Regarding the 2nd issue, do you have active policy on .54 pod? if yes can you share the PE?

yes, here it is

apiVersion: networking.k8s.aws/v1alpha1
kind: PolicyEndpoint
metadata:
  creationTimestamp: "2024-01-11T16:17:37Z"
  generateName: live2-gateway-
  generation: 1
  name: live2-gateway-855lp
  namespace: live2
  ownerReferences:
  - apiVersion: networking.k8s.io/v1
    blockOwnerDeletion: true
    controller: true
    kind: NetworkPolicy
    name: live2-gateway
    uid: e2fec936-f1d0-4f9a-bd8c-07d5967ba9e8
  resourceVersion: "24471548"
  uid: 2734c483-dc7b-412f-983b-6f2d2b2ca463
spec:
  egress:  
  - cidr: 0.0.0.0/0
    ports:
    - port: 53
      protocol: UDP
  - cidr: ::/0
    ports:
    - port: 53
      protocol: UDP  
  ingress:  
  - cidr: 10.0.64.172
    ports:
    - port: 8080
      protocol: TCP
    - port: 8080
      protocol: TCP
  - cidr: 10.0.78.236
    ports:
    - port: 8080
      protocol: TCP
    - port: 8080
      protocol: TCP        
  podIsolation:
  - Ingress
  - Egress
  podSelector:
    matchLabels:
      app.kubernetes.io/instance: live2
      app.kubernetes.io/name: gateway
  podSelectorEndpoints:
  - hostIP: 10.0.54.248
    name: live2-gateway-b575dcf44-w6sfc
    namespace: live2
    podIP: 10.0.59.54
  - hostIP: 10.0.54.248
    name: live2-gateway-b575dcf44-ktrzz
    namespace: live2
    podIP: 10.0.60.190
  policyRef:
    name: live2-gateway
    namespace: live2

Jayanth Varavani · Answer 15 · Wed Jan 17 2024 06:47:14 GMT+0800 (China Standard Time)

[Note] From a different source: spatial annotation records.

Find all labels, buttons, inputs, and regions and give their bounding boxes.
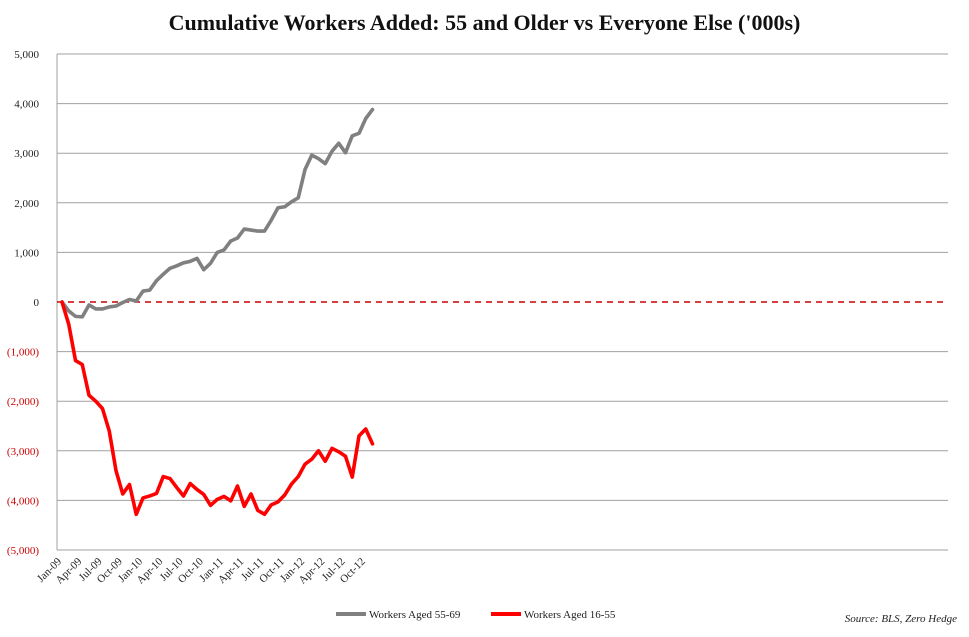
legend-label: Workers Aged 16-55 — [524, 609, 616, 621]
legend-label: Workers Aged 55-69 — [369, 609, 461, 621]
series-line-1 — [60, 107, 375, 319]
chart-title: Cumulative Workers Added: 55 and Older v… — [168, 10, 801, 35]
series-line-2 — [60, 300, 375, 517]
y-tick-label: (4,000) — [7, 495, 39, 507]
y-tick-label: 1,000 — [14, 247, 39, 259]
y-tick-label: (5,000) — [7, 545, 39, 557]
y-tick-label: 2,000 — [14, 198, 39, 210]
y-tick-label: (2,000) — [7, 396, 39, 408]
y-tick-label: (3,000) — [7, 446, 39, 458]
y-tick-label: 5,000 — [14, 49, 39, 61]
y-tick-label: (1,000) — [7, 347, 39, 359]
y-tick-label: 0 — [34, 297, 40, 309]
y-tick-label: 3,000 — [14, 148, 39, 160]
source-note: Source: BLS, Zero Hedge — [844, 613, 957, 625]
y-tick-label: 4,000 — [14, 99, 39, 111]
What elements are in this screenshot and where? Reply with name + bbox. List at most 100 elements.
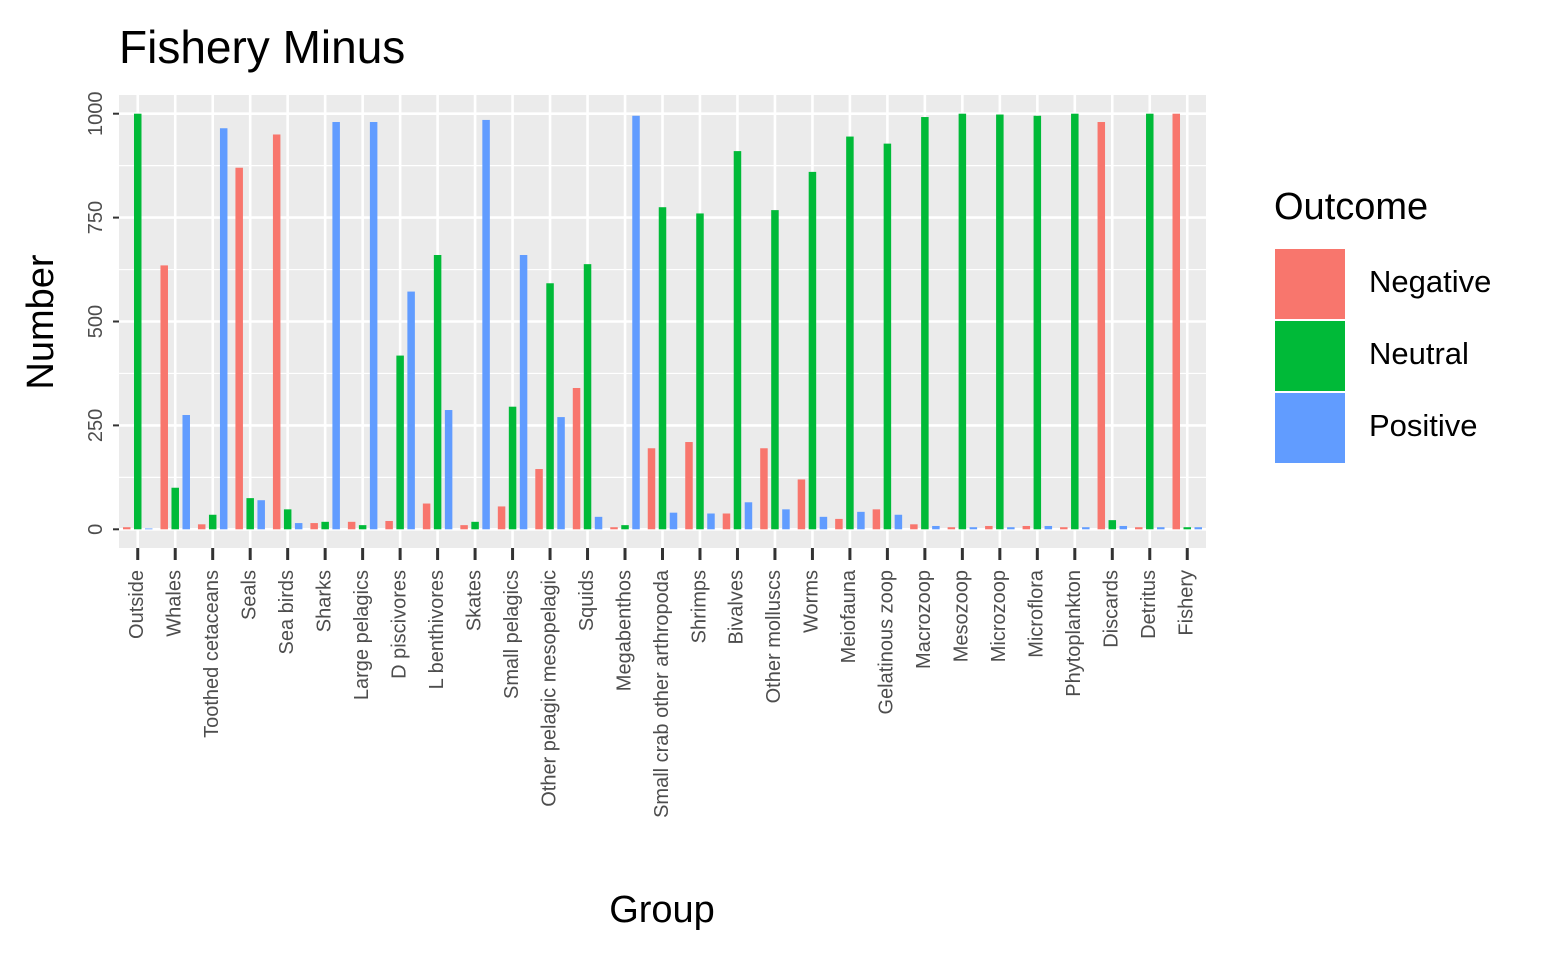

@khayong we are unable to repro this. Can we get on a call? Are you on Kubernetes channel is so we can connect in #aws-vpc-cni .

Jayanth Varavani · Answer 16 · Wed Feb 21 2024 01:57:09 GMT+0800 (China Standard Time)

Can you please try with the latest v1.0.8 release? - https://github.com/aws/amazon-vpc-cni-k8s/releases/tag/v1.16.3

Jeffrey Nelson · Answer 17 · Tue Feb 27 2024 00:54:36 GMT+0800 (China Standard Time)

Closing as v1.0.8 has been released. Please reopen if your issue is not resolved.